A candidate for cancer gene therapy: MIP-1α gene transfer to an adenocarcinoma cell line reduced tumorigenicity and induced protective immunity in immunocompetent mice

Purpose. The evaluate the possibility of cancer gene therapy by the gene delivery of chemokine, the effects of human macrophage inflammatory protein 1α (hu-MIP-1α), murine-macrophage inflammatory protein 1α (mu-MIP-1α), and human-interleukin 8 (hu-IL-8) on tumor progression and immunization were studied. Methods. Cachexia-inducing and highly tumorigenic adenocarcinoma cells (cell line colon 26, clone 20) were transfected with either a control plasmid, hu-MIP-1α, mu-MIP-1α, or hu-IL-8 expression vector. The production of hu-MIP-1α reached > 1.5 ng/ml in vitro when transfectant cells were cultured at a cell density of 2 x 10 ⁵ cells in 7 ml for 3 days. Immunocompetent BALB/c mice were inoculated into the footpad with the tumor cells, and then primary tumor growth, morphological analyses, and tumor immunogenicity were studied. Results. The secretion of hu-MIP-1α, mu-MIP-1α, and hu-IL-8 did not affect the growth rate in vitro. Reduced tumorigenicities in vivo were observed in transfected cells with hu-MTP-1α and mu-MIP-1α. Morphologic observation of the site of inoculation of cells transfected with hu-MIP-1α showed infiltration of macrophages and neutrophils on the 5th day after the inoculation.
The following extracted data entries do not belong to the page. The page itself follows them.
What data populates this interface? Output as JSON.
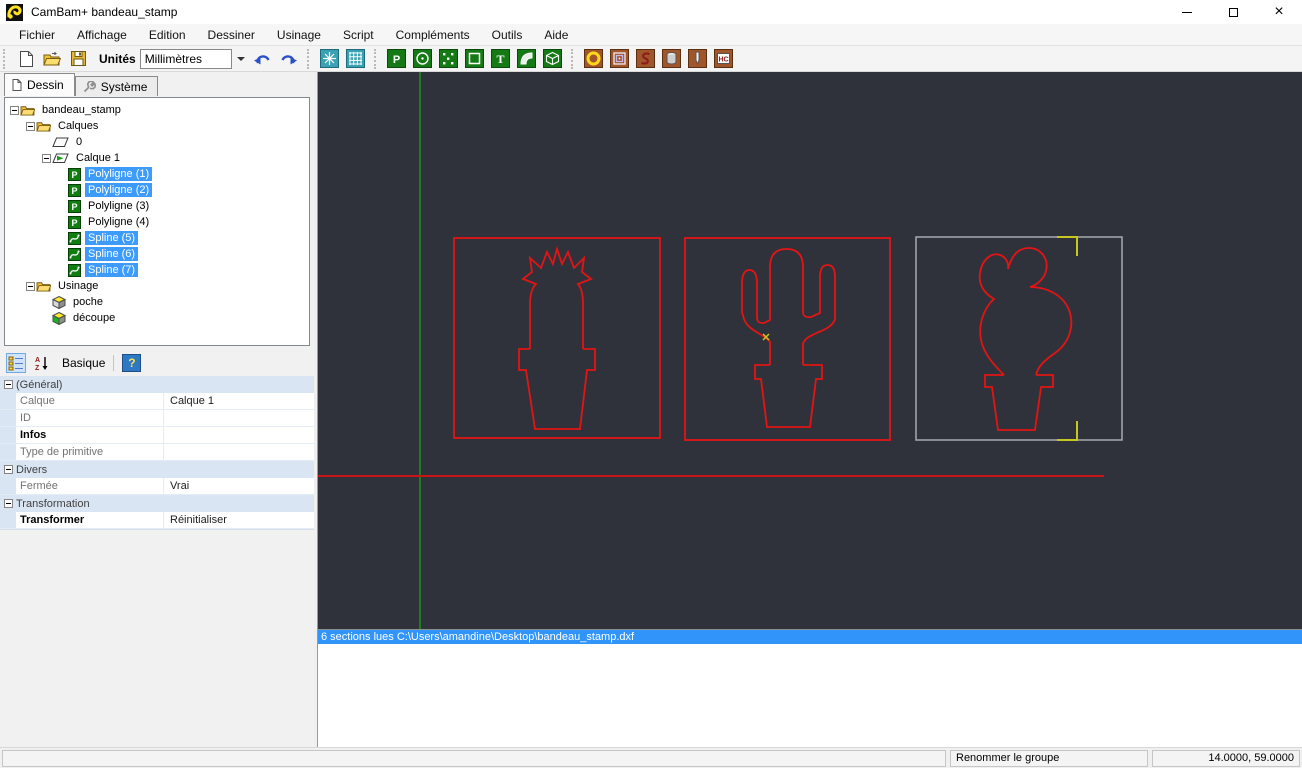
{
  "window": {
    "title": "CamBam+  bandeau_stamp",
    "controls": {
      "minimize": "minimize",
      "restore": "restore",
      "close": "close"
    }
  },
  "menu": {
    "items": [
      "Fichier",
      "Affichage",
      "Edition",
      "Dessiner",
      "Usinage",
      "Script",
      "Compléments",
      "Outils",
      "Aide"
    ]
  },
  "toolbar": {
    "file_icons": [
      "new-file-icon",
      "open-file-icon",
      "save-icon"
    ],
    "unites_label": "Unités",
    "units_value": "Millimètres",
    "history_icons": [
      "undo-icon",
      "redo-icon"
    ],
    "view_icons": [
      "snap-icon",
      "grid-icon"
    ],
    "draw_icons": [
      "draw-polyline-icon",
      "draw-circle-icon",
      "draw-points-icon",
      "draw-rectangle-icon",
      "draw-text-icon",
      "draw-arc-icon",
      "draw-surface-icon"
    ],
    "machining_icons": [
      "mop-pocket-icon",
      "mop-profile-icon",
      "mop-engrave-icon",
      "mop-drill-icon",
      "mop-lathe-icon",
      "mop-heightcut-icon"
    ]
  },
  "tabs": [
    {
      "id": "dessin",
      "label": "Dessin",
      "icon": "page-icon",
      "active": true
    },
    {
      "id": "systeme",
      "label": "Système",
      "icon": "wrench-icon",
      "active": false
    }
  ],
  "tree": {
    "items": [
      {
        "depth": 0,
        "expander": true,
        "icon": "folder-icon",
        "label": "bandeau_stamp",
        "selected": false
      },
      {
        "depth": 1,
        "expander": true,
        "icon": "folder-icon",
        "label": "Calques",
        "selected": false
      },
      {
        "depth": 2,
        "expander": false,
        "icon": "layer-icon",
        "label": "0",
        "selected": false
      },
      {
        "depth": 2,
        "expander": true,
        "icon": "layer-active-icon",
        "label": "Calque 1",
        "selected": false
      },
      {
        "depth": 3,
        "expander": false,
        "icon": "polyline-obj-icon",
        "label": "Polyligne (1)",
        "selected": true
      },
      {
        "depth": 3,
        "expander": false,
        "icon": "polyline-obj-icon",
        "label": "Polyligne (2)",
        "selected": true
      },
      {
        "depth": 3,
        "expander": false,
        "icon": "polyline-obj-icon",
        "label": "Polyligne (3)",
        "selected": false
      },
      {
        "depth": 3,
        "expander": false,
        "icon": "polyline-obj-icon",
        "label": "Polyligne (4)",
        "selected": false
      },
      {
        "depth": 3,
        "expander": false,
        "icon": "spline-obj-icon",
        "label": "Spline (5)",
        "selected": true
      },
      {
        "depth": 3,
        "expander": false,
        "icon": "spline-obj-icon",
        "label": "Spline (6)",
        "selected": true
      },
      {
        "depth": 3,
        "expander": false,
        "icon": "spline-obj-icon",
        "label": "Spline (7)",
        "selected": true
      },
      {
        "depth": 1,
        "expander": true,
        "icon": "folder-icon",
        "label": "Usinage",
        "selected": false
      },
      {
        "depth": 2,
        "expander": false,
        "icon": "cube-pocket-icon",
        "label": "poche",
        "selected": false
      },
      {
        "depth": 2,
        "expander": false,
        "icon": "cube-profile-icon",
        "label": "découpe",
        "selected": false
      }
    ]
  },
  "properties": {
    "toolbar": {
      "view_label": "Basique",
      "help_label": "?",
      "icons": [
        "categorized-icon",
        "sort-az-icon"
      ]
    },
    "rows": [
      {
        "type": "category",
        "label": "(Général)"
      },
      {
        "type": "row",
        "name": "Calque",
        "value": "Calque 1",
        "bold": false
      },
      {
        "type": "row",
        "name": "ID",
        "value": "",
        "bold": false
      },
      {
        "type": "row",
        "name": "Infos",
        "value": "",
        "bold": true
      },
      {
        "type": "row",
        "name": "Type de primitive",
        "value": "",
        "bold": false
      },
      {
        "type": "category",
        "label": "Divers"
      },
      {
        "type": "row",
        "name": "Fermée",
        "value": "Vrai",
        "bold": false
      },
      {
        "type": "category",
        "label": "Transformation"
      },
      {
        "type": "row",
        "name": "Transformer",
        "value": "Réinitialiser",
        "bold": true
      }
    ]
  },
  "canvas": {
    "log_line": "6 sections lues C:\\Users\\amandine\\Desktop\\bandeau_stamp.dxf",
    "colors": {
      "background": "#2f323b",
      "shape_red": "#e41414",
      "axis_red": "#c81414",
      "axis_green": "#1f7d1f",
      "selection_gray": "#a0a3a8",
      "highlight_yellow": "#c8c61f"
    }
  },
  "statusbar": {
    "group_label": "Renommer le groupe",
    "coordinates": "14.0000, 59.0000"
  }
}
Mice that had rejected cells transfected with hu-MIP-1α gene were immune to a subsequent challenge with the parental cells. Conclusions. The rejection of the cells depends on cytolysis and generates potent and long lasting antitumor immunity. These data suggest that tumor cells transfected with the MIP-1α gene might be useful as an effective therapy for the treatment of certain tumors.